О господи! Всего несколько минут назад, вполне удовлетворенный собой, я пребывал в прекрасном состоянии духа, от которого ныне не осталось и следа. В чем же дело? Что со мной произошло? Очевидно, виновата эта проклятая книга, которая не дает мне покоя. Из-за нее я слышу эти чертовы голоса, беспрестанно звучащие у меня в голове. Я смертельно устал, равно как устал ощущать некую странную ответственность. Мой отец за свою долгую жизнь не потратил бы и дня на какую-то писательскую ахинею о Галили и клане Гири. Сама мысль о том, что кто-то, не говоря уже о его собственном сыне, может просиживать день за днем за столом, записывая трещащие без умолку у него в голове голоса, показалась бы ему по меньшей мере смехотворной.
В свою защиту от его нападок я мог бы, пожалуй, сказать только то, что своим раболепным безумием, которым, очевидно, также наделен мой роман, я обязан исключительно ему, своему отцу. Дерзни я это вымолвить, нетрудно было бы представить ответ Никодима.
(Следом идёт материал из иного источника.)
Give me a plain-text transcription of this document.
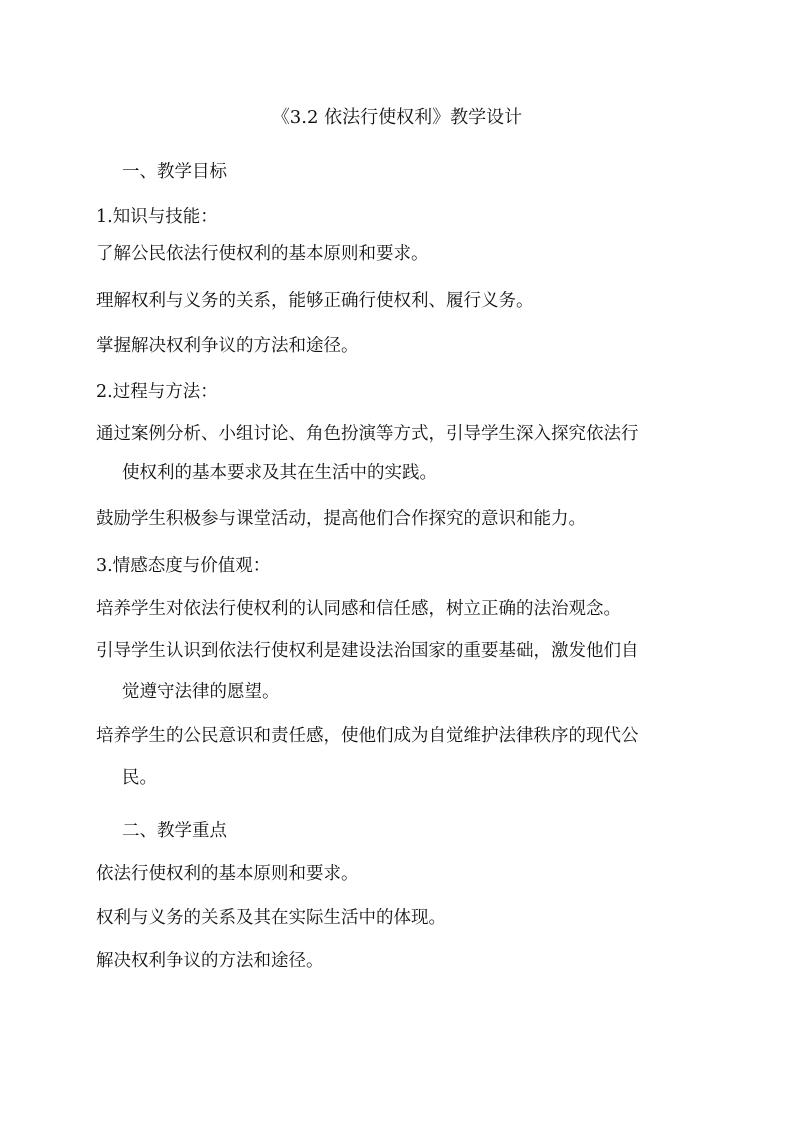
《3.2 依法行使权利》教学设计
一、教学目标
1.知识与技能：
了解公民依法行使权利的基本原则和要求。
理解权利与义务的关系，能够正确行使权利、履行义务。
掌握解决权利争议的方法和途径。
2.过程与方法：
通过案例分析、小组讨论、角色扮演等方式，引导学生深入探究依法行
使权利的基本要求及其在生活中的实践。
鼓励学生积极参与课堂活动，提高他们合作探究的意识和能力。
3.情感态度与价值观：
培养学生对依法行使权利的认同感和信任感，树立正确的法治观念。
引导学生认识到依法行使权利是建设法治国家的重要基础，激发他们自
觉遵守法律的愿望。
培养学生的公民意识和责任感，使他们成为自觉维护法律秩序的现代公
民。
二、教学重点
依法行使权利的基本原则和要求。
权利与义务的关系及其在实际生活中的体现。
解决权利争议的方法和途径。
- Безумцем я никогда не был.
И что я мог бы ему возразить?
- Послушай, папа, - скорее всего, сказал бы я, - вспомни, как ты ни с кем не разговаривал по нескольку месяцев. Твоя борода доросла до пупка, но ты упорно воздерживался от мытья. Ты ходил на болото и поглощал разложившийся труп аллигатора. Помнишь ли ты это?
- К чему ты клонишь?
- Так ведет себя сущий безумец.
- Это твое личное мнение.
- Все так считают, отец.
- Сумасшедшим я никогда не был. Потому что всегда точно знал, что делаю и зачем.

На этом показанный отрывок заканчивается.